Fourth, credit is expensive for start-ups that are risky and lack collateral and credit history. A huge percentage of start-ups fail, and traditional lenders treat them with appropriate risk. The CUCI has overcome this challenge through Community Development Financial Institutions and credit unions, but it is a constant obstacle. Mondragon USA, according to Barker, is working on creating links between 1worker1vote and the National Cooperative Bank.
Fifth, experience with co-operative economic enterprise is rare in the general population. Financial institutions are unfamiliar with co-ops, entrepreneurs, even those with explicitly social missions, are often unaware that co-ops are a viable business strategy, and education infrastructure to educate people is largely absent. Mondragon USA is working on starting an online masters program in cooperative business development, which will launch through a pilot program with the City University of New York, or CUNY, in September, Barker explained. CUNY also currently provides legal support to co-ops.
And lastly, the CUCI currently lacks the support infrastructure that, according to the union co-op model, the central co-op of coops should provide.
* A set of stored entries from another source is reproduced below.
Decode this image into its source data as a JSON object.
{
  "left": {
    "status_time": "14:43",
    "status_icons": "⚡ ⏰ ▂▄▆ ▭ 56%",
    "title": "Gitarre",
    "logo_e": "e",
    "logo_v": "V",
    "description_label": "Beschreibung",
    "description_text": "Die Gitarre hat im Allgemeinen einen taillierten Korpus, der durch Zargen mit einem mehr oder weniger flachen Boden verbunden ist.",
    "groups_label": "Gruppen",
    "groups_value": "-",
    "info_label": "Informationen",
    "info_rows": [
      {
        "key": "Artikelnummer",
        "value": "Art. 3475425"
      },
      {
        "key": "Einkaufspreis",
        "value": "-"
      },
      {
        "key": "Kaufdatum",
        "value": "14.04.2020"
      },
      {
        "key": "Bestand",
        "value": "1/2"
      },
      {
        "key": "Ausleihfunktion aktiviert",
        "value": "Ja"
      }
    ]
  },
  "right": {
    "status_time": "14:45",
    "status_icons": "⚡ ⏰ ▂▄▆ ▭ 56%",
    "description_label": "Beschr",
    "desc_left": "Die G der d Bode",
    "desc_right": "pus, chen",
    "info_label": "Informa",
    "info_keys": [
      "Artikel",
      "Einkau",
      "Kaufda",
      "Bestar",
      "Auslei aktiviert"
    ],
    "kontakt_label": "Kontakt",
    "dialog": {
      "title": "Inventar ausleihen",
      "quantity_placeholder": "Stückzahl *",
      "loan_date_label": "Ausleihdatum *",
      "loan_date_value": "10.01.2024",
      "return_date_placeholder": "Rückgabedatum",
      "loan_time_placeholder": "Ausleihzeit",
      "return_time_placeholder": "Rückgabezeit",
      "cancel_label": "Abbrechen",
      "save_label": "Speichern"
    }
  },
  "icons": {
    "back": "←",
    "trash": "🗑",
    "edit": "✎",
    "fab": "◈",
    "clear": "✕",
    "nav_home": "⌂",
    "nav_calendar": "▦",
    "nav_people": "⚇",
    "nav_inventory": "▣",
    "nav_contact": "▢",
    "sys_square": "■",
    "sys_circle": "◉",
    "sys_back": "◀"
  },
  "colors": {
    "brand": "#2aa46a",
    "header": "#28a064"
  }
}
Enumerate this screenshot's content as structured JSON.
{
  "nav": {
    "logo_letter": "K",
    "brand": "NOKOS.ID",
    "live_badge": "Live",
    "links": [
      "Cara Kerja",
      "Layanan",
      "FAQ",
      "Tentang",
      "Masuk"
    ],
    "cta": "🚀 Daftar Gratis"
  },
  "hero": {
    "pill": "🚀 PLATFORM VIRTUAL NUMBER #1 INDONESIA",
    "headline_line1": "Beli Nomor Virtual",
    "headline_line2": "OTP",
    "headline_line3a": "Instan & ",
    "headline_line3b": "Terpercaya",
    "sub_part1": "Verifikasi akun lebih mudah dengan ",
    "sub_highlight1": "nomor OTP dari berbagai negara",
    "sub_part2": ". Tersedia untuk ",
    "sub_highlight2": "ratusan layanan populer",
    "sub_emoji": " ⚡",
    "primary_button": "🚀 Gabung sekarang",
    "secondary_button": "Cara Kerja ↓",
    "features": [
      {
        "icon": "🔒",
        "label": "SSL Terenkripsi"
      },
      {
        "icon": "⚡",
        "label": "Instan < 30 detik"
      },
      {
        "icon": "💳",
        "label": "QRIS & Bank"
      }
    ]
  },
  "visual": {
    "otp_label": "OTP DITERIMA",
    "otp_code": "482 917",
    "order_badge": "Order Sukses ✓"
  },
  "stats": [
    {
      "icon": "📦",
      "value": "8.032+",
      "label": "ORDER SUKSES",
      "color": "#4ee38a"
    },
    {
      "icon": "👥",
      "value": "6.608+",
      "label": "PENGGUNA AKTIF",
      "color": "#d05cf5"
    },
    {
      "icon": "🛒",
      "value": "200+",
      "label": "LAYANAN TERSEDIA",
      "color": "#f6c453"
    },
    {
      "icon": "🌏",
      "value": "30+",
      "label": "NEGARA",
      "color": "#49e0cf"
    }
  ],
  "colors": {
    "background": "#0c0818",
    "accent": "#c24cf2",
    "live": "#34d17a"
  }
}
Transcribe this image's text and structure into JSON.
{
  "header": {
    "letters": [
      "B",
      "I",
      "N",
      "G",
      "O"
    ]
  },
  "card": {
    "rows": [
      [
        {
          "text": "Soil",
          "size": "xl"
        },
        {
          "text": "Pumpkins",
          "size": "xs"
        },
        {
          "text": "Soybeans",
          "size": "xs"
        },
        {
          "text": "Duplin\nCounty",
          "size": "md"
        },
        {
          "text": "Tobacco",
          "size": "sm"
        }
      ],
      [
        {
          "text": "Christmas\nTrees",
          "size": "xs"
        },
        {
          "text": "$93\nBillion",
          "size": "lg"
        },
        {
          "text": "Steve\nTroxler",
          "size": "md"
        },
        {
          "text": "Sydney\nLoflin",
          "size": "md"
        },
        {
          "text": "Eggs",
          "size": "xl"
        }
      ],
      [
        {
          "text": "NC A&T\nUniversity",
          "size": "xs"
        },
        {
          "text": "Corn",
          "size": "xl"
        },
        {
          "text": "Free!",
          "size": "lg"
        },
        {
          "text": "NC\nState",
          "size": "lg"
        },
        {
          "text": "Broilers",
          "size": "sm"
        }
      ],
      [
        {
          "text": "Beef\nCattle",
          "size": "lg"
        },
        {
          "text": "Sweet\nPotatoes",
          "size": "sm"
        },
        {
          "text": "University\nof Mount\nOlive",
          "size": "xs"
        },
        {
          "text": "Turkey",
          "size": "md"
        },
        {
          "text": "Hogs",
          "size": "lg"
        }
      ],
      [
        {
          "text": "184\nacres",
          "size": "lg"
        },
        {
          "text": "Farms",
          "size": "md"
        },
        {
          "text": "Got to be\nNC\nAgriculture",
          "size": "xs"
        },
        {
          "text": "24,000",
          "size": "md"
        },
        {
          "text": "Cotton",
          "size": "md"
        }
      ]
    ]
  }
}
It is currently unable to be proactive in starting new co-ops, and, according to Barker, it has even had to turn down groups who have come to the CUCI with ideas. The CUCI is actively seeking grants to further develop its support structures, and it is hoping to address the education problem in the short-term by establishing a course that will bring groups in to train them together over a couple weeks.
Mondragon USA and the long-term vision
If the CUCI and the larger 1worker1vote network are successful, they will demonstrate a viable alternative model of resource management capable of significantly augmenting, or even beginning to displace, the current model that has divided our society into an elite wealthy minority and a great mass of disenfranchised people.
Existing only as an idea in 2009, when United Steelworkers and Mondragon USA joined forces, the union co-op model has spread to 10 U.S. cities. While its implementation is most developed in Cincinnati, and in Cleveland with the Evergreen Cooperatives, significant union co-ops exist in Pittsburgh, with the Clean & Green Laundry, and in Denver, where a Colorado-Denver Union Co-op Initiative is under development.
The national network is also developing, as Mondragon USA initiatives to increase access to credit, through the National Cooperative Bank, and to educate about cooperative business practices, with CUNY, are underway. Cincinnati will also host a union co-op conference on November 13 and 14 that will bring people together from around the country.
The CUCI founders are certainly convinced it can work. “I’ve believed in the model since I saw that it there [in Spain],” said Flequer Vera, who traveled to Mondragon with Ellen Vera and Kristen Barker. “They’ve been there 59 years and it’s working. Made me think you can be scalable.”
They’ve begun to build the model piece by piece, with a commitment to incremental progress focused on the long-term. “Within a 25-30 year timeframe, the integrated network of the Mondragon cooperatives helped transform their region from a poverty stricken area to a thriving community with nearly full employment,” Barker explained. “That’s the kind of transformative change we are working towards.”